My mother had her head in the fridge so I couldn't quite see her reaction, just her curls peeking out around the silver door as Petra smirked across the kitchen at me. "Mira, you didn't tell us you had a boyfriend."

I'd shifted on my feet, mentally checking that my hair tumbled over my shoulder. Ivan's stupid mark would cause nothing but more trouble and questions for me.

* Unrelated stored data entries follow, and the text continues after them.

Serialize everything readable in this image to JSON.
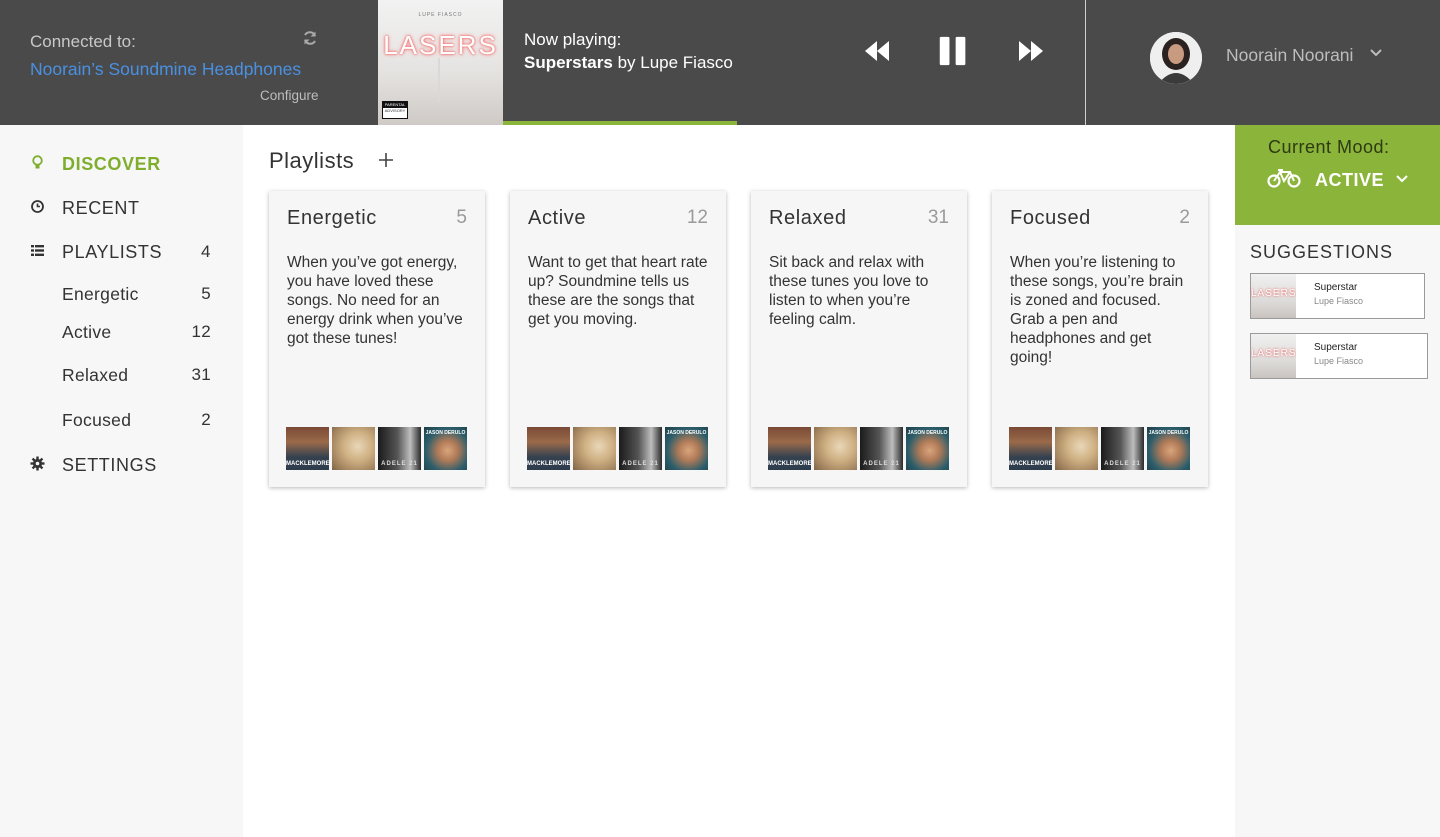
{
  "connection": {
    "label": "Connected to:",
    "device": "Noorain’s Soundmine Headphones",
    "configure": "Configure"
  },
  "album": {
    "title": "LASERS",
    "artist_small": "LUPE FIASCO"
  },
  "now_playing": {
    "label": "Now playing:",
    "track": "Superstars",
    "by": "by Lupe Fiasco",
    "progress": 0.22
  },
  "controls": {
    "prev_icon": "rewind-icon",
    "pause_icon": "pause-icon",
    "next_icon": "fast-forward-icon"
  },
  "user": {
    "name": "Noorain Noorani"
  },
  "sidebar": {
    "discover": "DISCOVER",
    "recent": "RECENT",
    "playlists": "PLAYLISTS",
    "playlists_count": "4",
    "settings": "SETTINGS",
    "sub_items": [
      {
        "label": "Energetic",
        "count": "5"
      },
      {
        "label": "Active",
        "count": "12"
      },
      {
        "label": "Relaxed",
        "count": "31"
      },
      {
        "label": "Focused",
        "count": "2"
      }
    ]
  },
  "main": {
    "title": "Playlists",
    "cards": [
      {
        "title": "Energetic",
        "count": "5",
        "description": "When you’ve got energy, you have loved these songs. No need for an energy drink when you’ve got these tunes!"
      },
      {
        "title": "Active",
        "count": "12",
        "description": "Want to get that heart rate up? Soundmine tells us these are the songs that get you moving."
      },
      {
        "title": "Relaxed",
        "count": "31",
        "description": "Sit back and relax with these tunes you love to listen to when you’re feeling calm."
      },
      {
        "title": "Focused",
        "count": "2",
        "description": "When you’re listening to these songs, you’re brain is zoned and focused. Grab a pen and headphones and get going!"
      }
    ],
    "thumb_texts": {
      "t1": "MACKLEMORE",
      "t3": "ADELE 21",
      "t4": "JASON DERULO"
    }
  },
  "mood": {
    "label": "Current Mood:",
    "value": "ACTIVE",
    "icon": "bicycle-icon",
    "accent": "#8bb43a"
  },
  "suggestions": {
    "title": "SUGGESTIONS",
    "items": [
      {
        "title": "Superstar",
        "artist": "Lupe Fiasco"
      },
      {
        "title": "Superstar",
        "artist": "Lupe Fiasco"
      }
    ]
  },
  "colors": {
    "topbar": "#4a4a4a",
    "accent_green": "#8bb43a",
    "link_blue": "#4a90e2",
    "sidebar_bg": "#f7f7f7"
  }
}
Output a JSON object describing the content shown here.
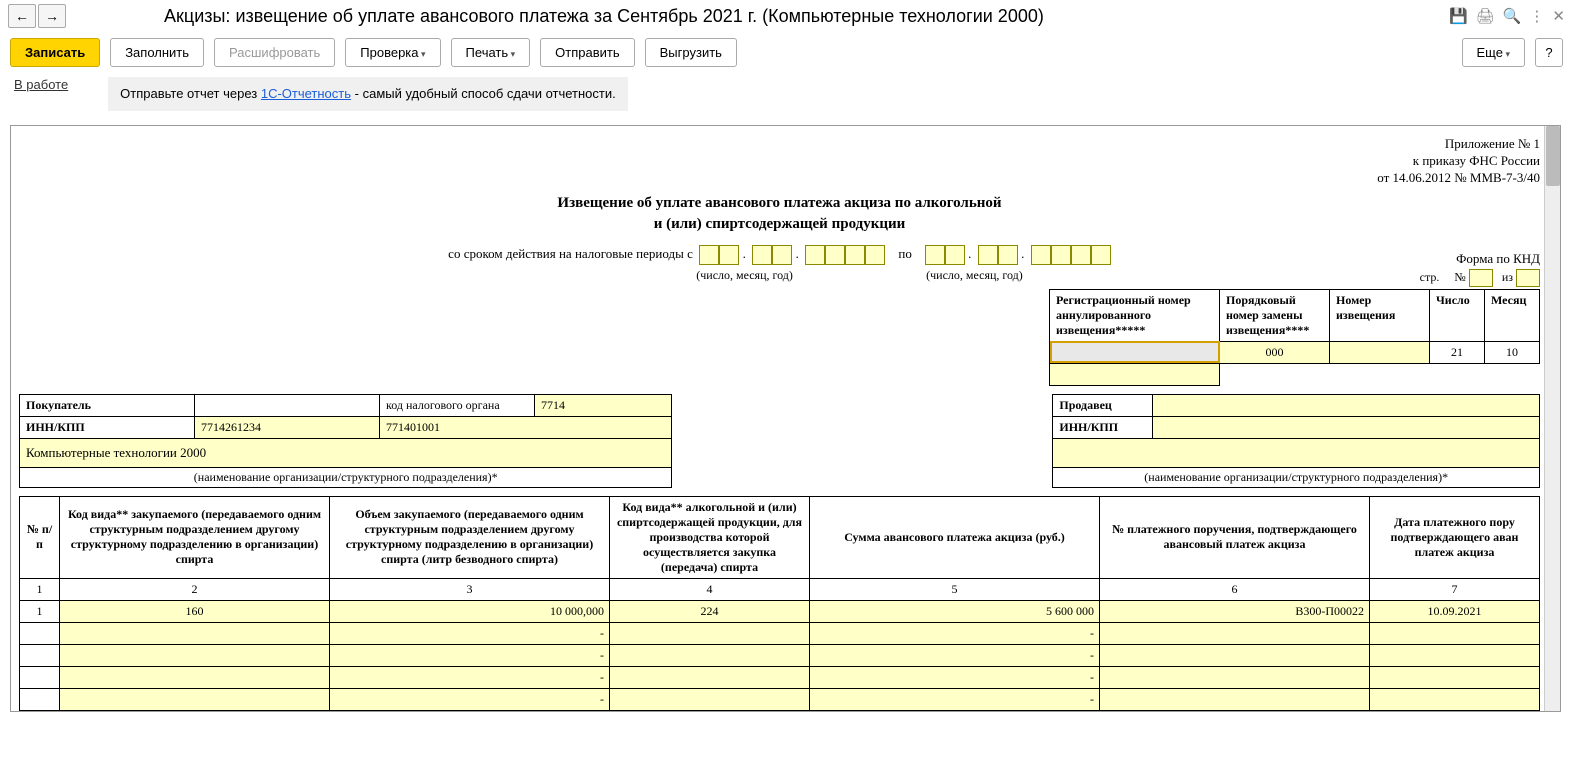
{
  "title": "Акцизы: извещение об уплате авансового платежа за Сентябрь 2021 г. (Компьютерные технологии 2000)",
  "toolbar": {
    "save": "Записать",
    "fill": "Заполнить",
    "decode": "Расшифровать",
    "check": "Проверка",
    "print": "Печать",
    "send": "Отправить",
    "export": "Выгрузить",
    "more": "Еще",
    "help": "?"
  },
  "status": {
    "label": "В работе",
    "hint_before": "Отправьте отчет через ",
    "hint_link": "1С-Отчетность",
    "hint_after": " - самый удобный способ сдачи отчетности."
  },
  "appendix": {
    "line1": "Приложение № 1",
    "line2": "к приказу ФНС России",
    "line3": "от  14.06.2012 № ММВ-7-3/40"
  },
  "doc_title1": "Извещение об уплате авансового платежа акциза по алкогольной",
  "doc_title2": "и (или) спиртсодержащей продукции",
  "period_prefix": "со сроком действия на налоговые периоды с",
  "period_to": "по",
  "period_caption": "(число, месяц, год)",
  "knd": "Форма по КНД",
  "page_str": "стр.",
  "page_no": "№",
  "page_iz": "из",
  "reg_headers": {
    "h1": "Регистрационный номер аннулированного извещения*****",
    "h2": "Порядковый номер замены извещения****",
    "h3": "Номер извещения",
    "h4": "Число",
    "h5": "Месяц"
  },
  "reg_row": {
    "c2": "000",
    "c4": "21",
    "c5": "10"
  },
  "buyer": {
    "label": "Покупатель",
    "tax_code_label": "код налогового органа",
    "tax_code": "7714",
    "innkpp_label": "ИНН/КПП",
    "inn": "7714261234",
    "kpp": "771401001",
    "org_name": "Компьютерные технологии 2000",
    "org_caption": "(наименование организации/структурного подразделения)*"
  },
  "seller": {
    "label": "Продавец",
    "innkpp_label": "ИНН/КПП",
    "org_caption": "(наименование организации/структурного подразделения)*"
  },
  "cols": {
    "c1": "№ п/п",
    "c2": "Код вида** закупаемого (передаваемого одним структурным подразделением другому структурному подразделению в организации) спирта",
    "c3": "Объем закупаемого (передаваемого одним структурным подразделением другому структурному подразделению в организации) спирта\n(литр безводного спирта)",
    "c4": "Код вида** алкогольной и (или) спиртсодержащей продукции, для производства которой осуществляется закупка (передача) спирта",
    "c5": "Сумма авансового платежа акциза (руб.)",
    "c6": "№ платежного поручения, подтверждающего авансовый платеж акциза",
    "c7": "Дата  платежного пору подтверждающего аван платеж акциза"
  },
  "colnums": {
    "c1": "1",
    "c2": "2",
    "c3": "3",
    "c4": "4",
    "c5": "5",
    "c6": "6",
    "c7": "7"
  },
  "row1": {
    "n": "1",
    "code_in": "160",
    "volume": "10 000,000",
    "code_out": "224",
    "sum": "5 600 000",
    "payno": "В300-П00022",
    "paydate": "10.09.2021"
  },
  "dash": "-"
}
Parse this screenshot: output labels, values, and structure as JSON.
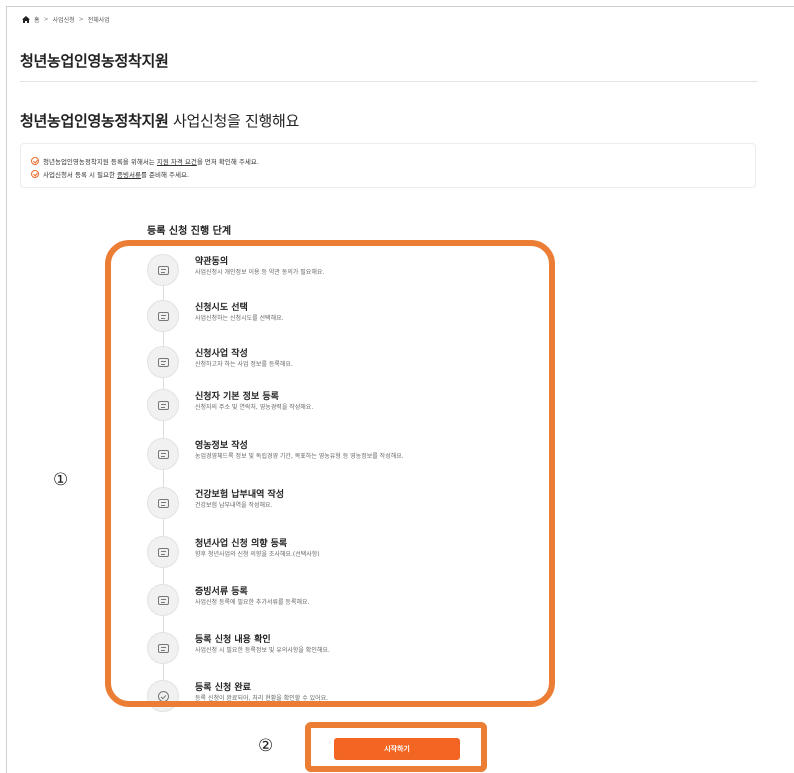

But before I could've replied to Petra's questions, my mother closed the fridge door. Farrah Zahed was a kind-faced woman, warm eyes and a comforting, soft smile. Her hair fanned around her face in cinnamon brown curls, several shades lighter than mine. Born and raised in Syria, her voice still rang with faint notes of that accent while my father's own accent had been lost somewhere along Hollywood Boulevard.

"Your father called for you," she'd said to me.

At some point in time, we stopped calling him anything but your father in the house. Even when my mother moved on, even when she could shake his hand and smile with him, he stopped being Daniel, he stopped being baba or habibi. At some point in time, the love ran out.

The flowers wilt, the Arabic poetry ends, the accents disappear, the olive trees die.

"He's not my boyfriend," I'd said to Petra shortly. Then, I turned to my mother. "I don't want to talk to him."

A sigh. But she let me go. She was kinder and more forgiving than I was.

When I'd reappeared, dressed for school, a healthy swatch of foundation on the skin of my neck, my mother and her wife were gone, leaving me with nothing to do but glare out at that empty spot on our lawn before grabbing my keys and leaving too.

I should have stayed at home.

Aryan's pace beside mine is drawing attention. Behind my sunglasses, I catch heads tilting our way, curious eyes. I try to outpace him, walking as fast as my Vans would carry me, but, of course, he keeps up without strain.

"Why are you stalking me, Shankar?" I accuse him.

"We're going the same way, Zahed," comes his easy reply.

The UCLA campus is big. I haven't even been into half of the buildings on this campus. The campus is also divided unofficially into the North campus and the South campus.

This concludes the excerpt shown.